It was late summer, and I was sitting at my desk when my wife, Bonnie, called. She’d just taken our 8-year-old daughter Emily for her school physical. Bonnie’s voice quavered as she told me that our family physician had heard something “loud and unusual” in Emily’s chest. She recommended that we see a pediatric cardiologist. I sat stunned, trying to digest this news, so out of the blue, so unsettling, that I didn’t want to believe it.
At the appointment with the cardiologist shortly afterward, we were at first buoyed by his upbeat manner as he reviewed Emily’s EKG, which seemed normal. But his jocularity dissolved into somberness as he listened to Emily’s chest. Something was wrong. Next was the echocardiogram. We sat glued to the monitor, watching the beating of our daughter’s heart, wondering what it meant. Then the cardiologist confirmed what we feared—there was a problem.

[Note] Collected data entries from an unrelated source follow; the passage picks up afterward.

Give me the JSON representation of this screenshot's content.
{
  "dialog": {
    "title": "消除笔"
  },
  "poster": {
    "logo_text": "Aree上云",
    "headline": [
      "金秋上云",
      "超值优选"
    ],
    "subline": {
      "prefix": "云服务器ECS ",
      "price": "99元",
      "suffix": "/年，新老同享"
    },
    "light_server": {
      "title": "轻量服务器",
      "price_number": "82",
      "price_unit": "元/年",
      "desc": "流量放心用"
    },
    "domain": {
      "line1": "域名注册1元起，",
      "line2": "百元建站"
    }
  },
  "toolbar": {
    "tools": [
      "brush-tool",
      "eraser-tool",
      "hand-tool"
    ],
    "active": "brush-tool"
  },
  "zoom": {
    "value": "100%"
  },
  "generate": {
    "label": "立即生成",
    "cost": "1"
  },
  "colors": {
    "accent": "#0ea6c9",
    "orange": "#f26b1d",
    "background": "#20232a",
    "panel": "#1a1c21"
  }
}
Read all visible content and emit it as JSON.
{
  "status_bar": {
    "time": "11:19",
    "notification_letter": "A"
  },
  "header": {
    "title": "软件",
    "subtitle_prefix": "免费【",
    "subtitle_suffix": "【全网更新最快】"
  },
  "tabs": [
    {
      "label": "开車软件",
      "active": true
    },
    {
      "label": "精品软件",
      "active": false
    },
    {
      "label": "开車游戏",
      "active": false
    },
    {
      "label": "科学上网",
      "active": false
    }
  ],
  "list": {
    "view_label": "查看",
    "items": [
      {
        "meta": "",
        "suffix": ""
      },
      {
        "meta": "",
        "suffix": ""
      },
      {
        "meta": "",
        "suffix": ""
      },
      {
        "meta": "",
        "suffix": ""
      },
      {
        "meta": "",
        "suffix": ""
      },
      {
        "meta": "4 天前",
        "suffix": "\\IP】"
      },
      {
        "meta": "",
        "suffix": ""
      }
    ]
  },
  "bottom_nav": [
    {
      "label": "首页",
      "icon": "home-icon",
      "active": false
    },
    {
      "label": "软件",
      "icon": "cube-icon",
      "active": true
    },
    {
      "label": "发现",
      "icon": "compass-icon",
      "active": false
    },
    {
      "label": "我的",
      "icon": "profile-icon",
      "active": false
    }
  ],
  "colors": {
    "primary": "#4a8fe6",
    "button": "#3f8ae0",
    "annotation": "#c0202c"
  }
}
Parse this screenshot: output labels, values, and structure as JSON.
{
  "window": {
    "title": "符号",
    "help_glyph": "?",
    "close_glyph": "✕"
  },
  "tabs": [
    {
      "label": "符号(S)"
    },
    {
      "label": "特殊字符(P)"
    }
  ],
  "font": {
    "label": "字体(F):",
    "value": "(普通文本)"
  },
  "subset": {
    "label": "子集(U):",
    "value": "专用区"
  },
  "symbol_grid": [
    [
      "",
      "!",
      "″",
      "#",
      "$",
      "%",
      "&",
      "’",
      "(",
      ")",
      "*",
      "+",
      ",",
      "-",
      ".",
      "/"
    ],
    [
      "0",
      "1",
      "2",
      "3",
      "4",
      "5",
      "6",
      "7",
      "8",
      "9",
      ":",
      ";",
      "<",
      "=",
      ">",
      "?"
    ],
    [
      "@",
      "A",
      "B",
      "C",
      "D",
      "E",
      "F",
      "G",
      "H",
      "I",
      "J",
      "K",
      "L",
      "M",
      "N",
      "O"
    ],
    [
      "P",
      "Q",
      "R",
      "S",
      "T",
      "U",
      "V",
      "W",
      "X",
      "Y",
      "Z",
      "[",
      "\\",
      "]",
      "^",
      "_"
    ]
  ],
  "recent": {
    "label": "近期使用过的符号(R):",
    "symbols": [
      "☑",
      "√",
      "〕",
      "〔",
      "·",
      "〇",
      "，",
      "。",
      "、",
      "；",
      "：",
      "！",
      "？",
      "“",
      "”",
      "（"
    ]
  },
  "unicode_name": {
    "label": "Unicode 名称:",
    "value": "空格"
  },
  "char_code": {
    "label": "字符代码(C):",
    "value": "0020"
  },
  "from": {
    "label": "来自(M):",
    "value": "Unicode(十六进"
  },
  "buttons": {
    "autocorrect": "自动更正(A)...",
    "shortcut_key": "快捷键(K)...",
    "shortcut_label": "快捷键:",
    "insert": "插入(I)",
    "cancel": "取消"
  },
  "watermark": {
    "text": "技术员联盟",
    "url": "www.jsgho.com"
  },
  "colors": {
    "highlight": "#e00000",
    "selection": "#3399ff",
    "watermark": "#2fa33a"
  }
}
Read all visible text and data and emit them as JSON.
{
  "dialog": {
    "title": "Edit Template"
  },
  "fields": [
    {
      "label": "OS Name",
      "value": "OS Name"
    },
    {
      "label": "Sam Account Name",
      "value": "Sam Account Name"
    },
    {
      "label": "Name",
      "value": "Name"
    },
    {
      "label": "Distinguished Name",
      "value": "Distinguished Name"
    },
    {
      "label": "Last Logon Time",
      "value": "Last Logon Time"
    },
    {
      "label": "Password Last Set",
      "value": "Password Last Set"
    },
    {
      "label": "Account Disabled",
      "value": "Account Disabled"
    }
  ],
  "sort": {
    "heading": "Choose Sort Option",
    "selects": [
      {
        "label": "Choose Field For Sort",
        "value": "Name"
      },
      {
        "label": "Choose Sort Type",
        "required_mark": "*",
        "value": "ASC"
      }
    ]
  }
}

He took out his paper tablet with a human heart stenciled on each page and began to draw as he explained what was wrong. Emily had a patent (open) ductus arteriosus. This is a vessel that substitutes for the lungs while a baby is still in utero. Once a baby is born and the lungs take over, the vessel is no longer needed and, in people with normally functioning hearts, it closes. In Emily’s case, the vessel never closed. As he explained the dangers of an open vessel, including infection, heart failure, and arterial hypertension, I felt a massive knot forming in my stomach.